To summarize: This offense was built around drafting well in 2006 and trading major leaguers for prospects between 2006 and 2012, plus trading a prospect for a proven major leaguer last winter. And of course, aided by signing useful veterans like James Loney, Jose Molina and Kelly Johnson who rounded things out.
The Rays have been built around a plethora of strong players drafted 6 to 9 years ago and players mostly acquired as prospects turned into good major leaguers. It does serve as an indication for the time frame it takes to build a team like this, of course. By the way the 2004 to 2007 Rays won between 61 and 70 games per season…
2. How The Oakland A´s Were Built
To avoid the post becoming too lengthy (and with my 2 year-old daughter about to wake up), I´ll try to keep myself short. But please remember that the post “Moneyball” (1999 to 2006) A´s finished at or below .500 between 2007 and 2011 and was widely expected to finish below .500 again in 2012 – before winning 94 games, seemingly out of nowhere. Unlike the Rays, the A´s 2012 / 2013 weren´t mainly built via the draft – but they were built by heavy trading for prospects…
Yes, Bartolo Colon was an almost R.A. Dickey type revelation, seemingly out of nowhere.
And half of the A´s rotation was actually drafted – A.J. Griffin (round 13 in 2010), Dan Straily (round 24 in 2009) and Sonny Gray (round 1 in 2011). But key pieces of the staff were acquired in trades:
LHP Tom Milone in a trade for LHP Gio Gonzalez
To be fair, another key contributor , RHP Grant Balfour was signed as a free agent. But overall, you can track the main pieces of the Oakland A´s staffs to drafting & trades of quality starters Gio Gonzalez, Dan Haren (and previously Mark Mulder) and Trevor Cahill.
Trades. Trades. Trades. Oh, and Coco Crisp & Yoenis Cespedes as free agents for more than Sandy Alderson has paid to anyone as Mets GM so far and Brandon Moss as a nice scrap heap pickup. But again, you´ll see that the trades of Gio Gonzalez, Dan Haren and others played a key role here:
SS Jed Lowrie – acquired from the Houston Astros in a trade for prospect 1b Chris Carter who had been part of the Dan Haren trade and for RHP Brad Peacock who had been part of the Gio Gonzalez trade; by the way, Gio Gonzalez had been acquired for “Moneyball” 2002 1st round pick Nick Swisher in 2008….
C Derek Norris – also acquired as part of the Gio Gonzalez trade after the 2011 season
Large chunks of the A´s offense can be tracked to the trades of almost an entire rotation of Dan Haren, Rich Harden, Gio Gonzalez, Joe Blanton and Mark Mulder essentially.

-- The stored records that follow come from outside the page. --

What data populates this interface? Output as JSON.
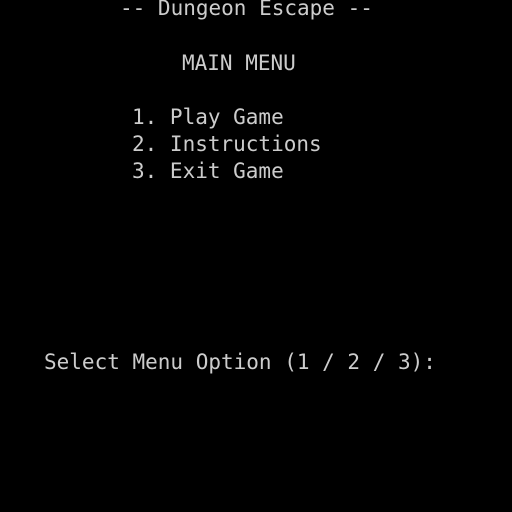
{
  "screen": {
    "title": "-- Dungeon Escape --",
    "menu_heading": "MAIN MENU",
    "options": [
      {
        "label": "1. Play Game"
      },
      {
        "label": "2. Instructions"
      },
      {
        "label": "3. Exit Game"
      }
    ],
    "prompt": "Select Menu Option (1 / 2 / 3):",
    "input_value": ""
  },
  "colors": {
    "background": "#000000",
    "text": "#cccccc"
  }
}
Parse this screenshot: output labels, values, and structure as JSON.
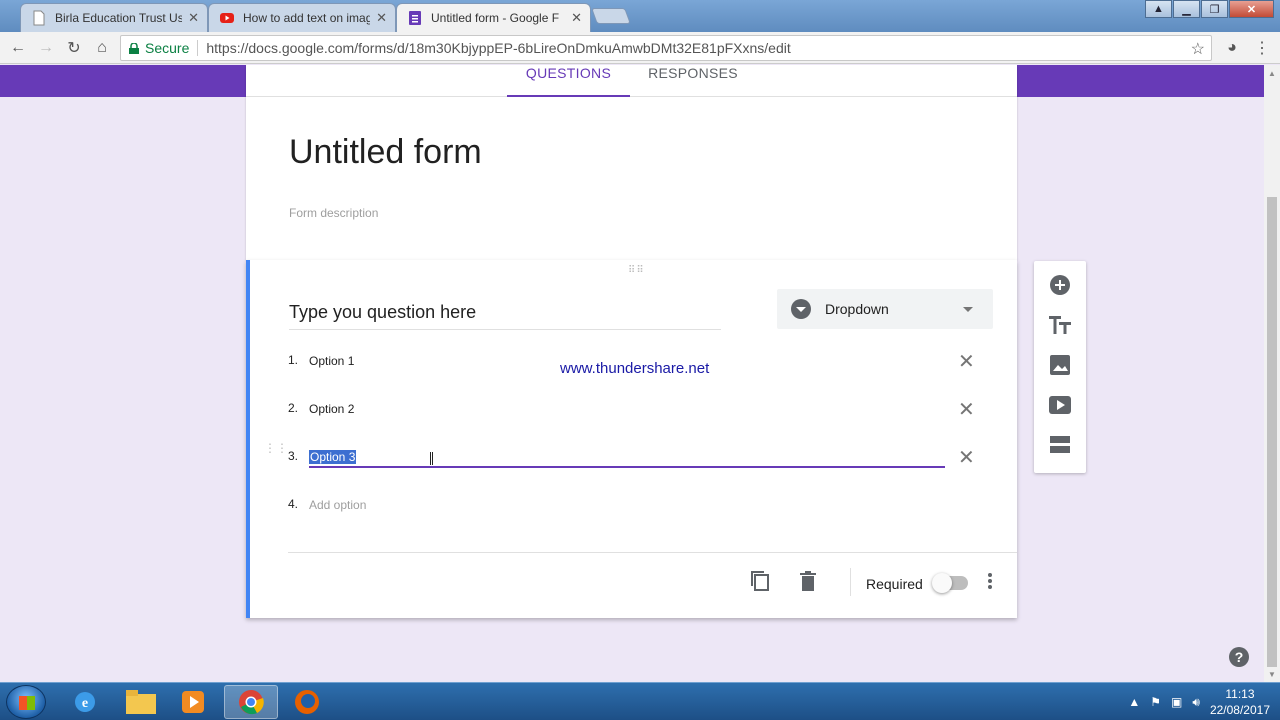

What to conclude from all this?
Inexpensive playoff teams aren´t built around picking up veterans from the scrap heap. They are built the traditional way by good scouting & player development. You can build a strong cost-efficient team by drafting well and some trades (Rays). You can build a strong cost-efficient team by drafting ok but trading very well (A´s). It also shows that this approach takes quite a while. And that the groundwork of winning in 2012 & 2013 was mostly laid several years ago and actually the key contributors mostly entered pro-ball between 2004 and 2008. And if you´re asking for a reason why the Mets have struggled over the past 3 to 5 years ? It´s because they failed to add enough significant players between 2004 and 2008 AND have been unable to outspend those neglects recently.
But if you want to win without spending money, you need: a) patience – as it takes about 5 to 7 years before players that are brought in as amateurs will reasonably be productive in the majors. And b) to either draft and/or trade well to land those players.